Похоже, это вышло само собой. Я привык к Бобуру, получше узнал куда менее спокойную площадку перед ним: предсказатели, глотатели огня, грубая публика с не таким, как на Монмартре, культурным обхождением. Но для Флорентийца это ничего не меняло. Как и на паперти собора Сакре-Кер, он умел задолго до начала представления выстроить в круг ожидающих зевак, к которым мало-помалу подтягивалась вся толпа, намагниченная весомостью его безмолвия. Мне нравился долгий вопрос, который каждый соглашался задать самому себе. Представление никого не разочаровывало именно потому, что, оставаясь невысказанным, не диктовало ответа. И, расходясь по пешеходным улочкам, каждый уносил с собой отголосок своего вопроса.
— Сегодня вечером было чудесно.
Да, именно я произнес это, именно у меня бобурским вечером вырвались такие слова. Дрогнувший на банальной фразе голос выдавал настоятельную потребность. До сих пор я довольствовался тем, что впитывал реальность, оставаясь зрителем; месье Делькур помогал мне читать отражения, выхватывать парижские картинки, мы хранили молчание, и я был не так уж далек от моей планеты. С появлением Флорентийца начиналось нечто иное. Надо было открыться для слов, задавать друг другу вопросы, узнавать друг друга, встретиться лицом к лицу.

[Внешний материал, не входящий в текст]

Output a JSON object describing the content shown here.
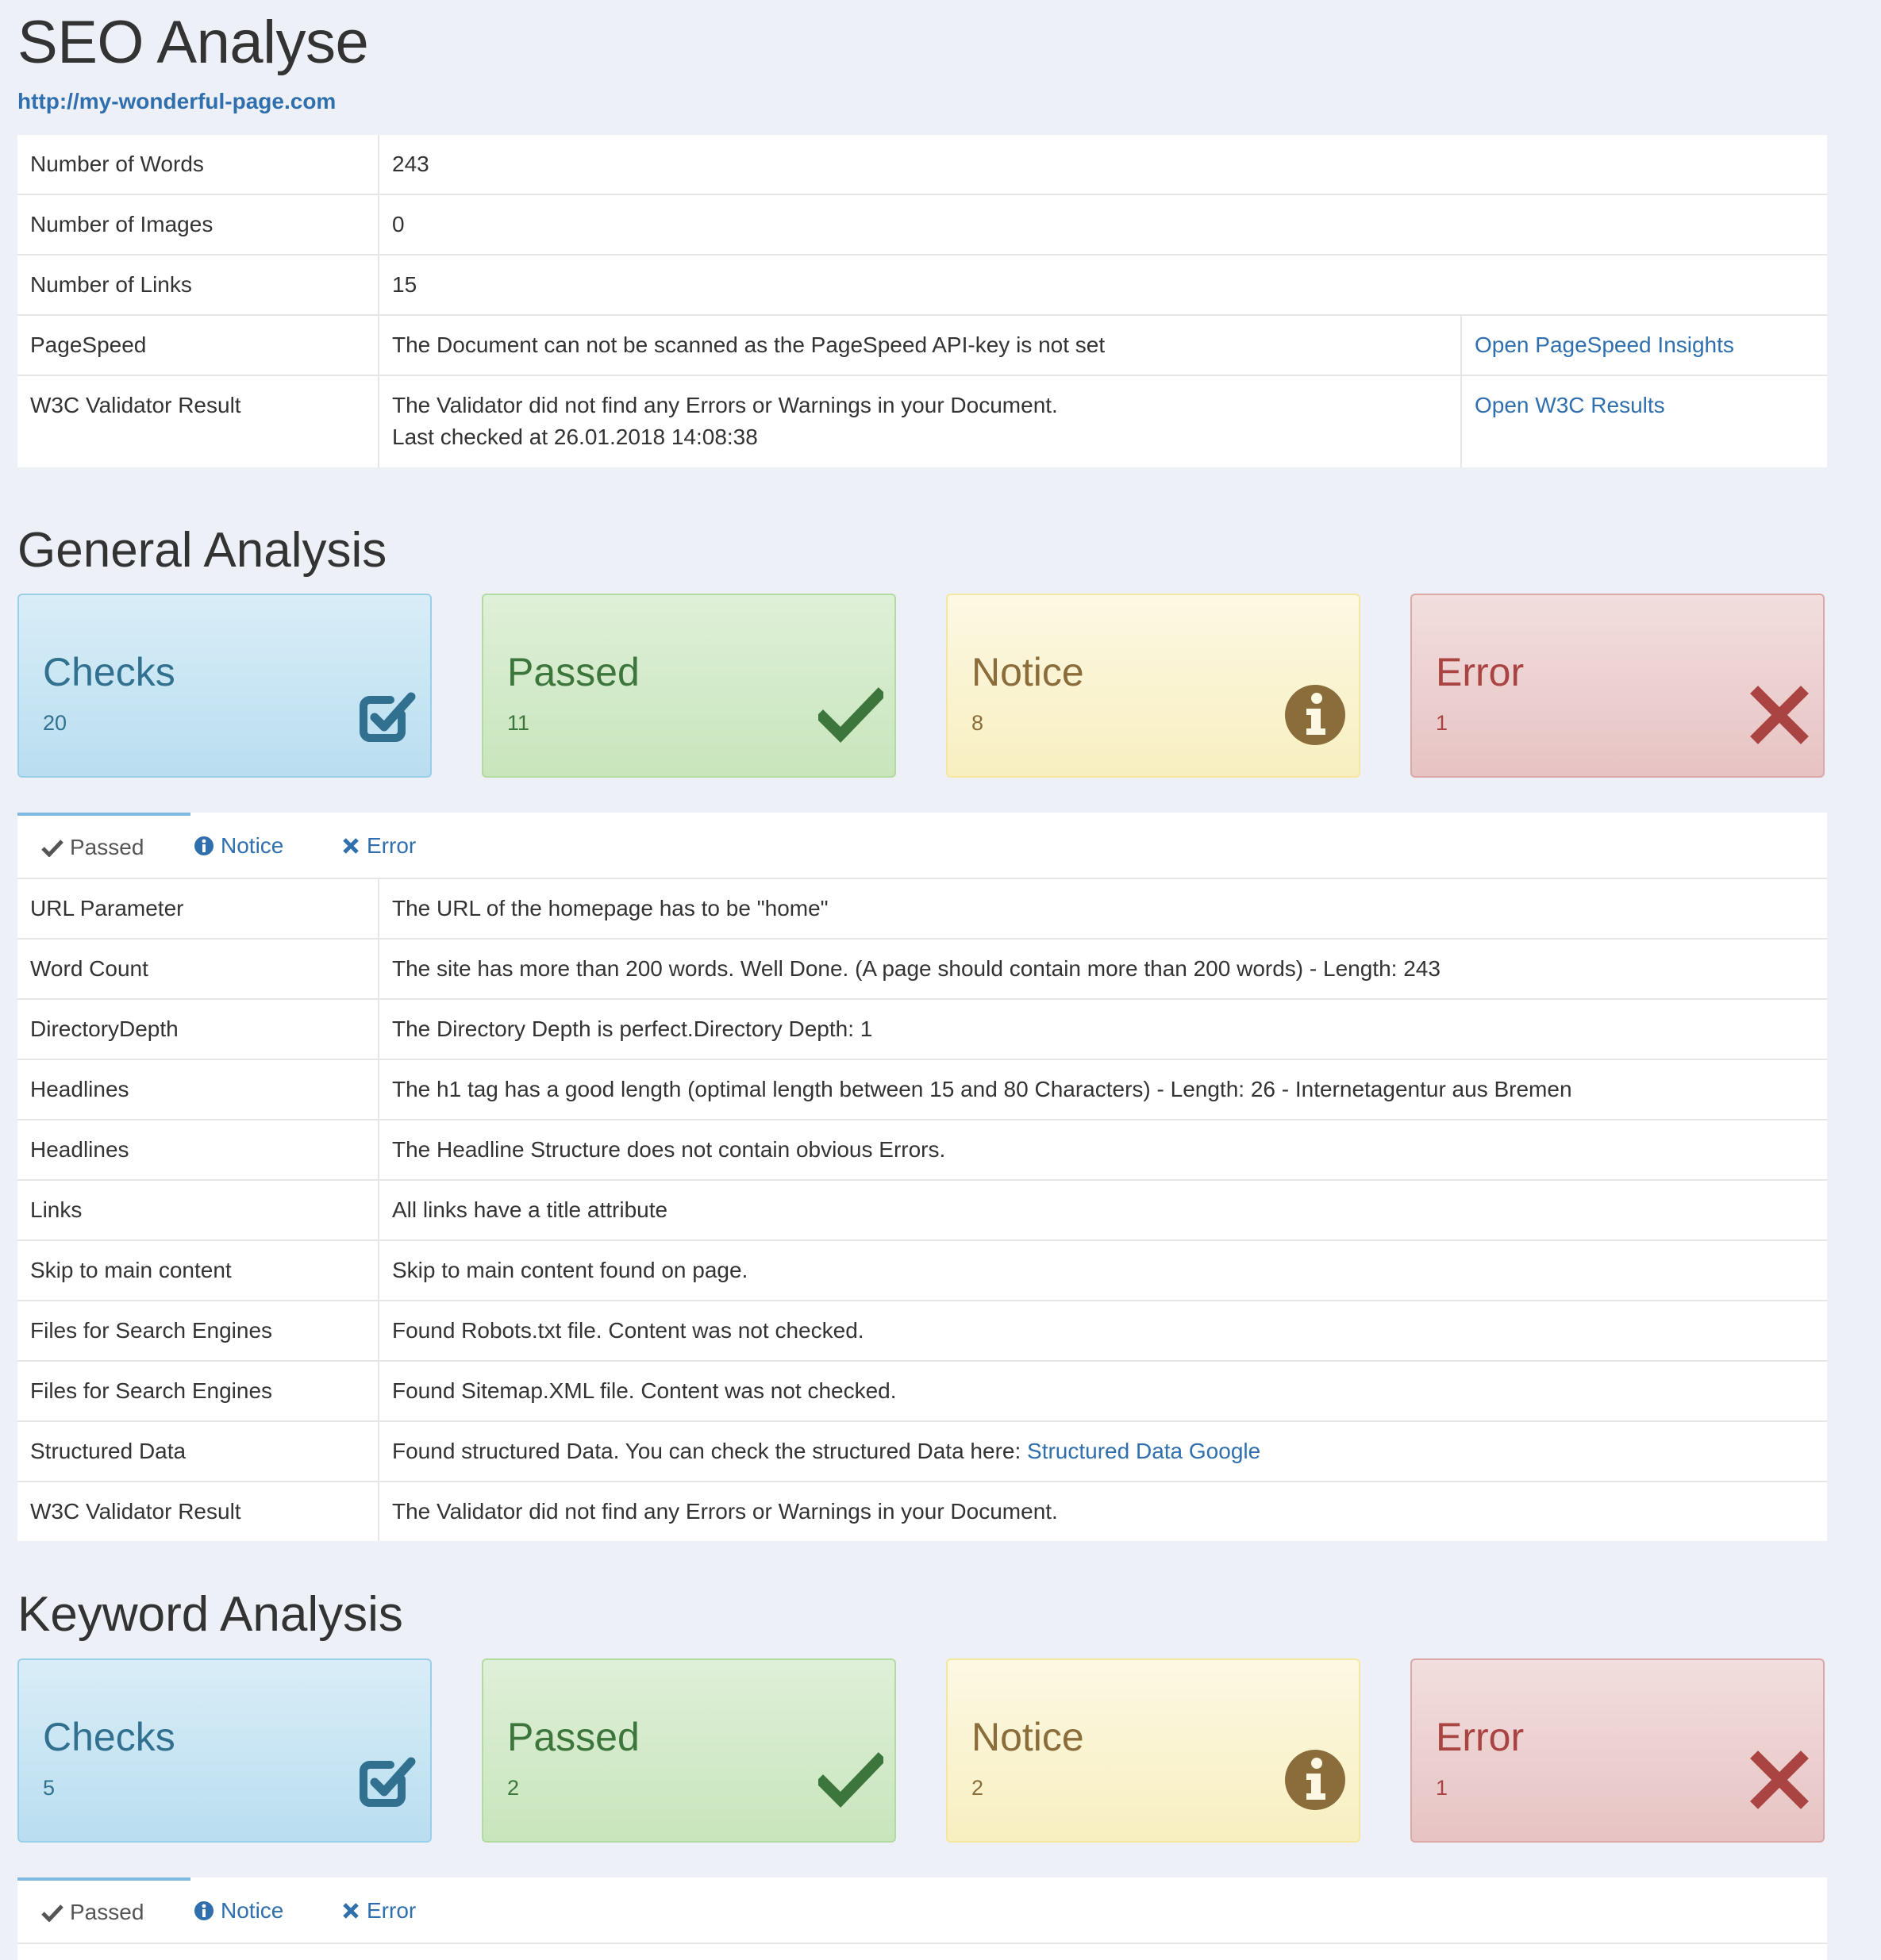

— Странные вы оба. Впервые вижу, чтобы кто-то до такой степени увлекся моей пантомимой. Или, может быть, за этим кроется что-то другое… — допустил он, намекая на возможность романа…
Затем, глядя в свою шляпу, прибавил:
— Сбор сегодня так себе!
И внезапно разозлился:
— В конце концов, я, знаете ли, именно для этого и устраиваю представления. Я — не артист, я — шут. Считается, что людям это нравится, но, если заглянуть в мою шляпу…
В своем, чуть наигранном, гневе он показался мне очень красивым, очень молодым и бледным.
— Представление окончено. Хватит ломать комедию.
Месье Делькур улыбнулся. Флорентиец растерянно уставился на меня, но я мягко продолжал:
— Простите меня за то, что заговорил с вами таким тоном, но я не принадлежу вашему миру. Я не теряю времени — я им не обладаю. Может быть, когда-нибудь вы поймете. Я знаю, что мы должны были встретиться.
Мим со странной покорностью перестал прибирать свой театрик и медленно кивнул.
— Господин Флорентиец, — да-да, мы прозвали вас так где-то с месяц тому назад и, если вам это имя подходит, не станем его менять. Господин Флорентиец, — продолжал я, — позвольте представить вам месье Делькура, собирателя стеклянных сфер, шариков и калейдоскопов, преподавателя одиночества и безмолвия и великого магистра округлостей в этом городе, где повсюду одни острия; помимо этого, он для отвода глаз где-то кем-то служит. Месье Делькур понимает невысказанные слова. Именно он заставил меня покинуть мою планету. Не скажу, что я обязан ему всем — все у меня и так было, — но я обязан ему остальным, — прибавил я, окунув руку в теплое летнее небо.